- Nickname: AOTB
- Arundel-on-the-Bay Location within the state of Maryland Arundel-on-the-Bay Arundel-on-the-Bay (the United States)
- Coordinates: 38°55′11″N 76°27′46″W﻿ / ﻿38.91972°N 76.46278°W
- Country: United States
- State: Maryland
- County: Anne Arundel
- Time zone: UTC−5 (Eastern (EST))
- • Summer (DST): UTC−4 (EDT)

= Arundel on the Bay, Maryland =

Unincorporated community in Maryland, United States

Arundel-on-the-Bay (also referred to as "AOTB") is a former post village and resort area in Anne Arundel County, Maryland, United States, located approximately 2 mi southeast of Annapolis. Arundel-on-the-Bay is located on a peninsula known as the Annapolis Neck and is a peninsula in and of itself, bordered on the east and south by the Chesapeake Bay, and by Fishing Creek on the west.

Located near Highland Beach, Arundel-on-the-Bay was formerly an enclave of vacation residences and undeveloped property which attracted affluent African Americans when Jim Crow laws were in effect, when entrance to other resort areas was barred to non-whites. The community now holds approximately 345 homes. Arundel-on-the-Bay is a special tax district; each year a portion of property taxes are reserved by Anne Arundel County for improvements and maintenance of the shoreline.

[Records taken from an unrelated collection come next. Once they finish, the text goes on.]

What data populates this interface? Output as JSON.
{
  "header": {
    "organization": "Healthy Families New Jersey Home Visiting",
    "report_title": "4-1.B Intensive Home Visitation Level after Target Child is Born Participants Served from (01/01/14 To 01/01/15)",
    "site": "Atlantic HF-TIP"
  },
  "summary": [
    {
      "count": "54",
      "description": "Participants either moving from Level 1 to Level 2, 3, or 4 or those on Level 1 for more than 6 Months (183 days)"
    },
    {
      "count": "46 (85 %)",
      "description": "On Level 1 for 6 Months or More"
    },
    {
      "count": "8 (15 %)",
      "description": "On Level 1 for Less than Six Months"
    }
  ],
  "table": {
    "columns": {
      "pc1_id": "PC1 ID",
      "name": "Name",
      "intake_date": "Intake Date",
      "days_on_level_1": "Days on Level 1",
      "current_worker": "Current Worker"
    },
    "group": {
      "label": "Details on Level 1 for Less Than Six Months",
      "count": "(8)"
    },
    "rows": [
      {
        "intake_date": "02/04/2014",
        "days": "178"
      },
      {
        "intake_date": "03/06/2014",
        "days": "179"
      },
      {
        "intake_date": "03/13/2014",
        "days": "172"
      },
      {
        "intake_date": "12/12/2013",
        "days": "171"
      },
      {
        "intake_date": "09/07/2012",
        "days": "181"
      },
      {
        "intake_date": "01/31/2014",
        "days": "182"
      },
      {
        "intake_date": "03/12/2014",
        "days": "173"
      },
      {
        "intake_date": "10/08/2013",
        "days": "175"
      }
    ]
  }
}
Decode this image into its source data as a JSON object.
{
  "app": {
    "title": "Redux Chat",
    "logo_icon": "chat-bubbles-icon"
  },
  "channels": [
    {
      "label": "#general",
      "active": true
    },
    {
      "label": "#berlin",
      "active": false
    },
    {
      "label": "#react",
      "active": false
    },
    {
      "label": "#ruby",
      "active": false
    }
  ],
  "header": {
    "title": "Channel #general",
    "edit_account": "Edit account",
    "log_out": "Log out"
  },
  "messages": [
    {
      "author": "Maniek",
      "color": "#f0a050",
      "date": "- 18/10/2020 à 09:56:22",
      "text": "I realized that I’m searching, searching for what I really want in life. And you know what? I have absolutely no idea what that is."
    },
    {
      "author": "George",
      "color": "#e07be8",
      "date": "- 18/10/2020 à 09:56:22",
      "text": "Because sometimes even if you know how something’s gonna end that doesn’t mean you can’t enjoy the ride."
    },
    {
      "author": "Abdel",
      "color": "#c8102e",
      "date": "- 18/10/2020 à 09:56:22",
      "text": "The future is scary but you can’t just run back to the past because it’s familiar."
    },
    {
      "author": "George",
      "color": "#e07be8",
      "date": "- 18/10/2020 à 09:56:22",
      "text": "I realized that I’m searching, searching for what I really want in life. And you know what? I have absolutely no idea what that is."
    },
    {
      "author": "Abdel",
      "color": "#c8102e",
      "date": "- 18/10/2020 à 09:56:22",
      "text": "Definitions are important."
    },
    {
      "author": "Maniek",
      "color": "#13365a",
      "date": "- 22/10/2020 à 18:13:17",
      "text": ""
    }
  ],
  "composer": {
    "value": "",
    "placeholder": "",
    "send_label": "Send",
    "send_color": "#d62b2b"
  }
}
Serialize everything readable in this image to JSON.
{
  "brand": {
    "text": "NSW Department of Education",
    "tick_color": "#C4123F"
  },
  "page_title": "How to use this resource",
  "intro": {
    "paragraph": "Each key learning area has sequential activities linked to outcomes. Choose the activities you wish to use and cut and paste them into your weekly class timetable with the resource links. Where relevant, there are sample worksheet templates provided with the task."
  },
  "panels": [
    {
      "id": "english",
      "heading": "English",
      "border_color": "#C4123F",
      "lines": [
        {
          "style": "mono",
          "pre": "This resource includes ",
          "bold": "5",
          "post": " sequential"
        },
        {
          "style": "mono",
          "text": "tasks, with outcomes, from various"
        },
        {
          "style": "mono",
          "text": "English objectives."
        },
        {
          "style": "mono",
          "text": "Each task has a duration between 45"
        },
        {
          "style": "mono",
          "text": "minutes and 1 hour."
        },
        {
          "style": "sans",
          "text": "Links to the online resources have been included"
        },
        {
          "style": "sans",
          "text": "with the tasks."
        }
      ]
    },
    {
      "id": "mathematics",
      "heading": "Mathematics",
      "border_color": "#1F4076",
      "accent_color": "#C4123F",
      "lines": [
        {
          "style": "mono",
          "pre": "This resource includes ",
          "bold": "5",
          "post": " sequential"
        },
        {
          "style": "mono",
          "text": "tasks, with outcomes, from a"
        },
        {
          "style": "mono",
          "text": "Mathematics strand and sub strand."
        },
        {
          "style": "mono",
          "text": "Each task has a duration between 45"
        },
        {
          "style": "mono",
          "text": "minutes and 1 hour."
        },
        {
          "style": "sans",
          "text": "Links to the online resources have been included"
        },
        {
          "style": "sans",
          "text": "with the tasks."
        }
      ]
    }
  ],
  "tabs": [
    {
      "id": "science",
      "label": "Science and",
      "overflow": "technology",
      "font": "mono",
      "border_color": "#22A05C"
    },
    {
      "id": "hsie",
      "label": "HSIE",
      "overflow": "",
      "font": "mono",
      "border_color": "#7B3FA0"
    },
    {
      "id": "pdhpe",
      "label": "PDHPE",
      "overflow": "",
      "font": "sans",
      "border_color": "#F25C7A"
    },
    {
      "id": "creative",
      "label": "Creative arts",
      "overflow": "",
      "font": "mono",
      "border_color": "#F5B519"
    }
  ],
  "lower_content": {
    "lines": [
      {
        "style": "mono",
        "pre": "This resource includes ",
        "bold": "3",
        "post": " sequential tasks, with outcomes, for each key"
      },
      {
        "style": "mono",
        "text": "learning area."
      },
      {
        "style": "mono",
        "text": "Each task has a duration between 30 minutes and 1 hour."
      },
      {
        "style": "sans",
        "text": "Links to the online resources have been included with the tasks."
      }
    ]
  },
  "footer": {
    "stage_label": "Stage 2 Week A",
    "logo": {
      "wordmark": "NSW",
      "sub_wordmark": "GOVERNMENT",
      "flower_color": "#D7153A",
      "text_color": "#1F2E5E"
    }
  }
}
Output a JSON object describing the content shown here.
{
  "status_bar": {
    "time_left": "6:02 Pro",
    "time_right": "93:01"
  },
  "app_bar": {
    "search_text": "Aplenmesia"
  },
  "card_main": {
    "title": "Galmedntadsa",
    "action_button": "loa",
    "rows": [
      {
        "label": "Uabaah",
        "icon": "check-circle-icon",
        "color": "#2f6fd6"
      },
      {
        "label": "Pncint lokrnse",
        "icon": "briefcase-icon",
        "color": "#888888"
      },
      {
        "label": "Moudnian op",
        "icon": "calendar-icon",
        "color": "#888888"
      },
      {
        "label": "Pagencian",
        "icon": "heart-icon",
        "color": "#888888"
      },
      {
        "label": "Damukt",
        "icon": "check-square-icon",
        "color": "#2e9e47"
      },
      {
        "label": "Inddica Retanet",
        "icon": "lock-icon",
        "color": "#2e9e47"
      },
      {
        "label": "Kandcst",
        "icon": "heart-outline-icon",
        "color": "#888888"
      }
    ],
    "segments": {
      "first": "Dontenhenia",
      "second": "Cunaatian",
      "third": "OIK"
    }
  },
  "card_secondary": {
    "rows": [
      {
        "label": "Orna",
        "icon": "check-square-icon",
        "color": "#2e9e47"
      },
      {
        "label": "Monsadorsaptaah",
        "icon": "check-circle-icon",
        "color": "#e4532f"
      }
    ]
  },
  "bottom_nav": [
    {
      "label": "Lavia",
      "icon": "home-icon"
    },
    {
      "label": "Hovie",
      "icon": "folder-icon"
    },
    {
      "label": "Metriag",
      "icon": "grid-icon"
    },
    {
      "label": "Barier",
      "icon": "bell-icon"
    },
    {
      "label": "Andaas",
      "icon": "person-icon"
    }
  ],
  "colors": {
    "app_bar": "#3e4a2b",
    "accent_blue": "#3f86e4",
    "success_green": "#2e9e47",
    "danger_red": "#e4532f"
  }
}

The community owns a private beach and pier, boat ramp, and boat launch for community use.

The Thomas Point Lighthouse is visible and a short boat ride from the Arundel-on-the-Bay community beach.

Notable residents include Aris T. Allen, Jr., son of Dr. Aris T. Allen, the first African American chair of the Maryland Republican Party and Kurt Schmoke, former and first African American mayor of Baltimore.